Apple is really on a league of their own when it comes to the cost / performance benefit of hardware for machine learning, as even the performance of very large models, like the recently released open 120 billion parameter text-only GPT model from OpenAI, runs very fast on this Mac Studio, consistently generating text between 90 and 100 tokens per second after converting to Apple's MLX framework, which is significantly higher than what cloud providers advertise for models often 20 times smaller, so I can't even imagine how fast it would run on the 512 M3 Ultra Mac Studio. As a matter of fact, Apple's offerings are so competitive in this particular space, that for the first time ever people are saying that Macs are actually quite a cheap option compared to everything else, and I haven't even mentioned power consumption, where the M-series CPU also beat everything from all competitive NVIDIA offerings by a huge margin.

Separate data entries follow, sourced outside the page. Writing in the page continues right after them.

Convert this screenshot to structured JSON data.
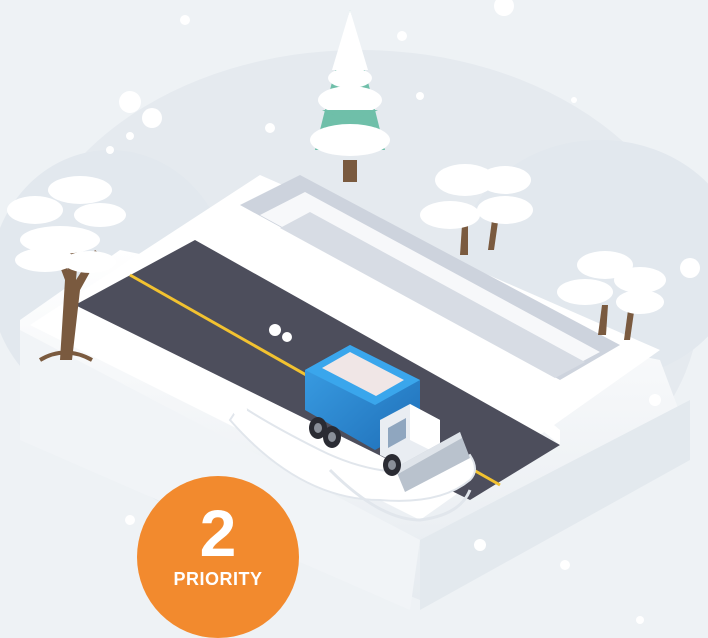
{
  "badge": {
    "number": "2",
    "label": "PRIORITY",
    "color": "#f28a2e"
  },
  "colors": {
    "background": "#eef2f5",
    "snow": "#ffffff",
    "road": "#4d4e5c",
    "road_centerline": "#f2c230",
    "truck_body": "#2f8fd8",
    "truck_cab": "#e9edf2",
    "pine": "#6fbfa9",
    "trunk": "#7a5a3f"
  },
  "icons": [
    "snowplow-truck-icon",
    "pine-tree-icon",
    "bare-tree-icon",
    "snowflake-icon"
  ]
}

While NVIDIA remains the indisputable queen when it comes to top raw performance, their best consumer option, which right now is the RTX 5090 with 32GB of VRAM, retails at over 2500€, and that's just a video card, whereas this M4 Max Mac Studio with 4 times as much unified RAM, a 16-core CPU, and 2TB of storage, retails at just over 5000€. The DGX Spark has 128GB of unified RAM but its performance is closer to the RTX 5070, and doesn't compete favorably against the 128GB M4 Max while not being that much cheaper. All the NVIDIA hardware that can compete with the 512GB M3 Ultra, like their H200 GPUs, is so expensive at around 50,000€ that it's not even worth considering in my opinion given that at that price one can buy 4 512GB M3 Ultra Mac Studios with 2TB of storage each.

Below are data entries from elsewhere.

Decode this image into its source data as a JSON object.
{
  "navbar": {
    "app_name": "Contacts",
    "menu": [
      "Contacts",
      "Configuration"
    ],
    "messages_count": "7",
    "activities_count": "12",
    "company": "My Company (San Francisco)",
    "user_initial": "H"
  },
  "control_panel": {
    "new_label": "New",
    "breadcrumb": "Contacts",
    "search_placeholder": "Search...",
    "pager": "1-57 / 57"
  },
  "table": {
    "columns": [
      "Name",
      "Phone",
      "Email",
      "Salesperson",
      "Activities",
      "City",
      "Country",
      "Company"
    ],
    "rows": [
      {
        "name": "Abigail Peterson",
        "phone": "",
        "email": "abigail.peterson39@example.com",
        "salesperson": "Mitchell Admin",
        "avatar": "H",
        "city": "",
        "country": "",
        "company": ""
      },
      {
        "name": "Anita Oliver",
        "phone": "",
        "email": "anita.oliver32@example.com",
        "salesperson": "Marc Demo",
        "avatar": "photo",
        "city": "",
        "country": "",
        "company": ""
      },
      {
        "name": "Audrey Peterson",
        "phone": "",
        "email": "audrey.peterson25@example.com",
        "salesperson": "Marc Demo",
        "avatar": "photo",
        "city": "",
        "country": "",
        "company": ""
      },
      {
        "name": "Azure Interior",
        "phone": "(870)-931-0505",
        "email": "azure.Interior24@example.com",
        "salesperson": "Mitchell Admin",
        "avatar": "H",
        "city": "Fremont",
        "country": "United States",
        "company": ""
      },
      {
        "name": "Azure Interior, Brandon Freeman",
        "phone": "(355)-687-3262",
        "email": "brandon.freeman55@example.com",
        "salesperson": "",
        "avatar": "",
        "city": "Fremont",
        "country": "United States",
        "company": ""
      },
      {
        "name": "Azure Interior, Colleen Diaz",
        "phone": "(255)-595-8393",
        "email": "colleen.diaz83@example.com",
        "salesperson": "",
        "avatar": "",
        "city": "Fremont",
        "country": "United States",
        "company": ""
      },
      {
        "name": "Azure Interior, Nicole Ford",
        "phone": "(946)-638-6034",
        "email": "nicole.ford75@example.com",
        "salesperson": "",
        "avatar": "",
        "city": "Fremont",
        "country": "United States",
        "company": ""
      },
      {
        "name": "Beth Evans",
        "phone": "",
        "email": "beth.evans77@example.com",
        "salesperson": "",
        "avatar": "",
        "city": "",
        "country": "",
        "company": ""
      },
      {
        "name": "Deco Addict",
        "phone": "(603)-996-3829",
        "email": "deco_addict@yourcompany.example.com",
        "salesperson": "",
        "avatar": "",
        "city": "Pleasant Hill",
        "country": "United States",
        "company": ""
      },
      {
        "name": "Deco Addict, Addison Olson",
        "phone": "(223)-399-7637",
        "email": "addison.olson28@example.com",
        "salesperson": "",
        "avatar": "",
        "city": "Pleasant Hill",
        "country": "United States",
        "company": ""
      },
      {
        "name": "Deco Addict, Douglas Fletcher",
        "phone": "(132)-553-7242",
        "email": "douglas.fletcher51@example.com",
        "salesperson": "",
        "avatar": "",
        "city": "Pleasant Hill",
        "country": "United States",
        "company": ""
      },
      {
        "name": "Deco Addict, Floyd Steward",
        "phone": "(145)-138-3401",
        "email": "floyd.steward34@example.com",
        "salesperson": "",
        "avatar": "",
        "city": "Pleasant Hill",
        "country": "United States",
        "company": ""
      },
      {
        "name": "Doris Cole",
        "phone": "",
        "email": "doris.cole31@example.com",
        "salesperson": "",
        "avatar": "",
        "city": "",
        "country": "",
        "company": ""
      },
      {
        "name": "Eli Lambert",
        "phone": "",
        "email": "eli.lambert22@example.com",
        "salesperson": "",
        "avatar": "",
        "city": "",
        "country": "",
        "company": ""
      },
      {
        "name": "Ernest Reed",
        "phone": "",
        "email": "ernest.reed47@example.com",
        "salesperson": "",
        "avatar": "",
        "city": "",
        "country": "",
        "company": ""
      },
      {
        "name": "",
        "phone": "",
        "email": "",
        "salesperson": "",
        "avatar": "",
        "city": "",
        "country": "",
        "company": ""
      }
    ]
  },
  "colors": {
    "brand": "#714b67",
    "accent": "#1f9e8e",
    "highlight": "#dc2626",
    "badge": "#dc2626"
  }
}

Honestly at this point I only feel bad about not going all in on the 512GB M3 Ultra which was my original plan, so and since my intention is to eventually host a Mac at a colocation datacenter, my next Mac will likely be a rack-mountable Mac Pro with whatever top-of-the-line Ultra M-series configuration they end up offering once they finally upgrade the Mac Pro line, so that's how impressed I am about the performance of apex Apple hardware.

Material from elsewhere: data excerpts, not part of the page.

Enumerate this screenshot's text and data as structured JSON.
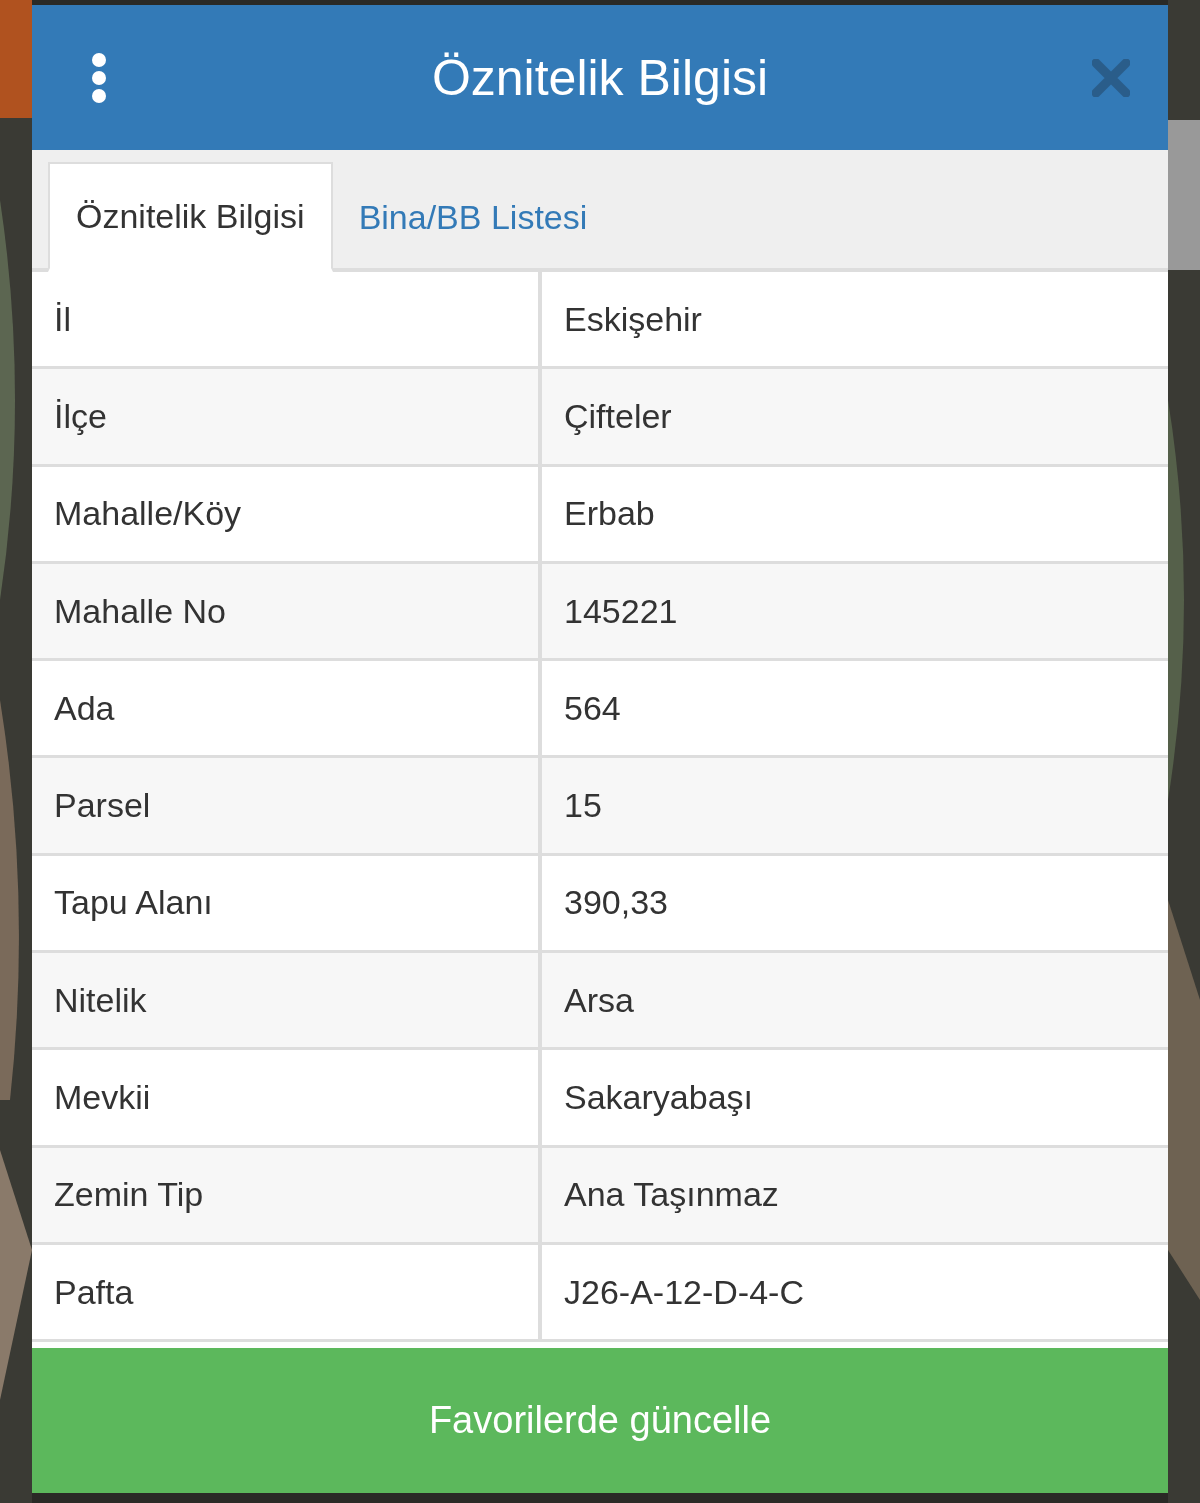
{
  "dialog": {
    "title": "Öznitelik Bilgisi"
  },
  "tabs": [
    {
      "label": "Öznitelik Bilgisi",
      "selected": true
    },
    {
      "label": "Bina/BB Listesi",
      "selected": false
    }
  ],
  "rows": [
    {
      "label": "İl",
      "value": "Eskişehir"
    },
    {
      "label": "İlçe",
      "value": "Çifteler"
    },
    {
      "label": "Mahalle/Köy",
      "value": "Erbab"
    },
    {
      "label": "Mahalle No",
      "value": "145221"
    },
    {
      "label": "Ada",
      "value": "564"
    },
    {
      "label": "Parsel",
      "value": "15"
    },
    {
      "label": "Tapu Alanı",
      "value": "390,33"
    },
    {
      "label": "Nitelik",
      "value": "Arsa"
    },
    {
      "label": "Mevkii",
      "value": "Sakaryabaşı"
    },
    {
      "label": "Zemin Tip",
      "value": "Ana Taşınmaz"
    },
    {
      "label": "Pafta",
      "value": "J26-A-12-D-4-C"
    }
  ],
  "button": {
    "label": "Favorilerde güncelle"
  }
}
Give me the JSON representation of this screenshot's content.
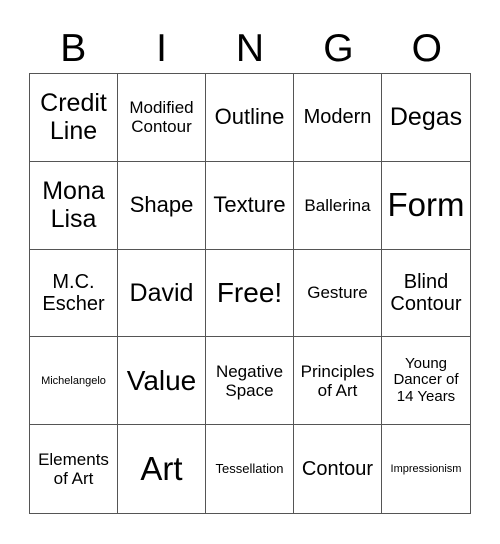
{
  "header": {
    "letters": [
      "B",
      "I",
      "N",
      "G",
      "O"
    ]
  },
  "board": {
    "rows": [
      [
        "Credit Line",
        "Modified Contour",
        "Outline",
        "Modern",
        "Degas"
      ],
      [
        "Mona Lisa",
        "Shape",
        "Texture",
        "Ballerina",
        "Form"
      ],
      [
        "M.C. Escher",
        "David",
        "Free!",
        "Gesture",
        "Blind Contour"
      ],
      [
        "Michelangelo",
        "Value",
        "Negative Space",
        "Principles of Art",
        "Young Dancer of 14 Years"
      ],
      [
        "Elements of Art",
        "Art",
        "Tessellation",
        "Contour",
        "Impressionism"
      ]
    ]
  },
  "colors": {
    "grid_line": "#555555",
    "text": "#000000",
    "background": "#ffffff"
  }
}
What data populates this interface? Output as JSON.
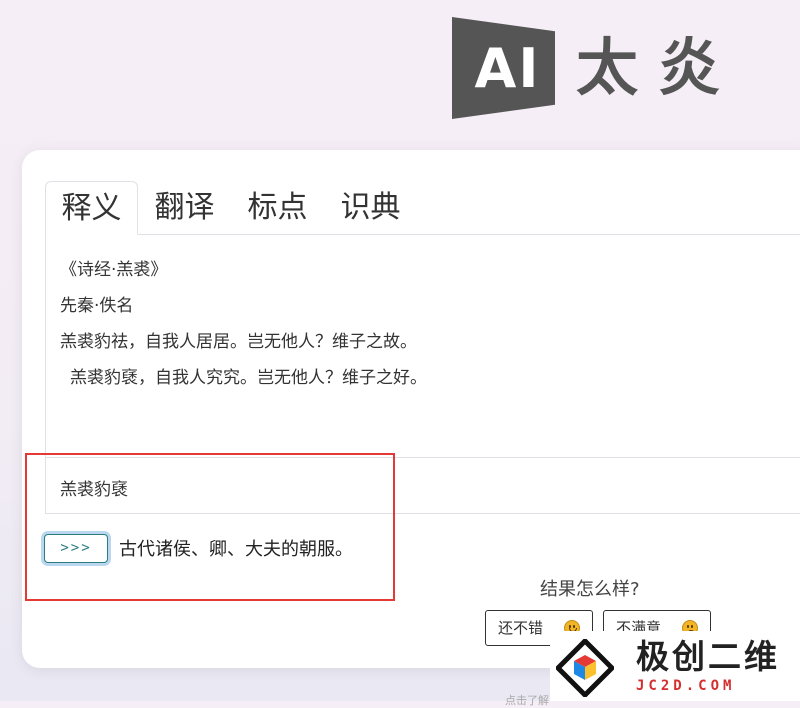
{
  "logo": {
    "mark_text": "AI",
    "name": "太炎"
  },
  "tabs": [
    {
      "label": "释义",
      "active": true
    },
    {
      "label": "翻译",
      "active": false
    },
    {
      "label": "标点",
      "active": false
    },
    {
      "label": "识典",
      "active": false
    }
  ],
  "content": {
    "title": "《诗经·羔裘》",
    "author": "先秦·佚名",
    "lines": [
      "羔裘豹祛，自我人居居。岂无他人？维子之故。",
      "羔裘豹褎，自我人究究。岂无他人？维子之好。"
    ]
  },
  "query": {
    "text": "羔裘豹褎"
  },
  "result": {
    "button_label": ">>>",
    "text": "古代诸侯、卿、大夫的朝服。"
  },
  "feedback": {
    "question": "结果怎么样?",
    "good_label": "还不错",
    "bad_label": "不满意"
  },
  "footer": {
    "text": "点击了解"
  },
  "watermark": {
    "title": "极创二维",
    "subtitle": "JC2D.COM"
  },
  "colors": {
    "accent": "#2a7d7b",
    "highlight": "#e53935",
    "watermark_red": "#d32f2f"
  }
}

We need a tutorial on working with Parallels
We need a tutorial on working with Parallels, I' using vmWare but would like to try Parallels, my free-trial is over as I wasted all my free trial by not using the app after 5 minutes of frustration upon installing...
Yeah tutorial is highly needed
Yeah I tried UTM and I did not feel it does what a Windows VM should function as. I felt there is a lag, yes it is minimal yet it is there. ope things are different on Parallels. What is needed from people who are more knowledgeable than me to prepare some sort of step by step tutorial on how to install and configure Mac VM using parallels.
Agree about the need for a tutorial
Reading how some people on this forum hype Parallels as almost fully accessible with just one button being inaccessible which then turns out to be the most fundamental button in the whole application along with its whole settings interface, I'm extremely curious to read a tutorial and even listen to some audio of them demonstrating how comfortable and straightforward Parallels actually is to set up and use, so I guess this would be a lot more like a product review of sorts.